Château de Chantilly: Interior, chapel, view of altar and windows taken from the Château d'Ecouen
The Château's chapel, dedicated to Saint Louis, was constructed in 1882 by the architect Honoré Daumet. The architect was inspired by the chapel in the Château d'Ecouen, which was constructed by Jean Bullant in the 16th century. Elements such as the altar (attributed to the sculptor Jean Goujon), the marquetry panelling and the two stained glass windows (1544) come from this chapel. These facing windows represent (on the left) the son of Le Connétable Anne de Montmorency protected by Saint John, and (on the right) the daughters of Le Connétable and his wife Madeleine de Savoie, protected by Saint Agatha.
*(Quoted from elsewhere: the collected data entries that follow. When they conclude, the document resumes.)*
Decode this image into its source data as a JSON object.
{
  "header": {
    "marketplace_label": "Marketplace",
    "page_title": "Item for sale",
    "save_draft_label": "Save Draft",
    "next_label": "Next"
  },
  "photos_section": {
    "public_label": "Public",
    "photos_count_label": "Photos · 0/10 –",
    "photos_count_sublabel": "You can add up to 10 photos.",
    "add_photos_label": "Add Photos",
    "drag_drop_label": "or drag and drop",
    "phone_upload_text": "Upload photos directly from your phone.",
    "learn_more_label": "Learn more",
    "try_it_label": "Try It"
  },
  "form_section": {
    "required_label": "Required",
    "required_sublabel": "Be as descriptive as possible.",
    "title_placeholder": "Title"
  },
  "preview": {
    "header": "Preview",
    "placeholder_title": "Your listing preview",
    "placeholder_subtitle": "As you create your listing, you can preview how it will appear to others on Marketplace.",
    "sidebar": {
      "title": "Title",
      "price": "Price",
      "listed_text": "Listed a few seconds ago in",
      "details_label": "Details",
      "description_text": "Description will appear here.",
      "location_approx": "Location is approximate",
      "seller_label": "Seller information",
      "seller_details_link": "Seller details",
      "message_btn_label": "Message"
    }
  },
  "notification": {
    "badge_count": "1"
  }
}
The Château de Chantilly is a historic château located in the town of Chantilly, France. It comprises two attached buildings; the Grand Château, destroyed during the French Revolution and rebuilt in the 1870s, and the Petit Château which was built around 1560 for Anne, Duc de Montmorency. It is now owned by the Institut de France, and is open to the public. The first mansion (no longer extant, now replaced by the Grand Château) was built in 1528-1531 for the Constable Anne de Montmorency by Pierre Chambiges. The Petit Château was also built for him, around 1560, and probably by Jean Bullant. The original mansion was destroyed in the French Revolution. It was repaired in a modest way by the last Condé, but then entirely rebuilt in 1875-1881 by Henri d'Orléans, duc d'Aumale (1822-1897) to the designs of Honore Daumet. The château's art gallery, the Musée Condé, houses one of the finest collections of historical paintings in France (after the Louvre), with special strength in French paintings and book illuminations of the 15th and 16th centuries. The library of the Petit Château contains over 700 manuscripts and 12,000 volumes, including a Gutenberg Bible, Les très riches heures du Duc de Berry and Jean Fouquet's Book of Hours of Etienne Chevalier.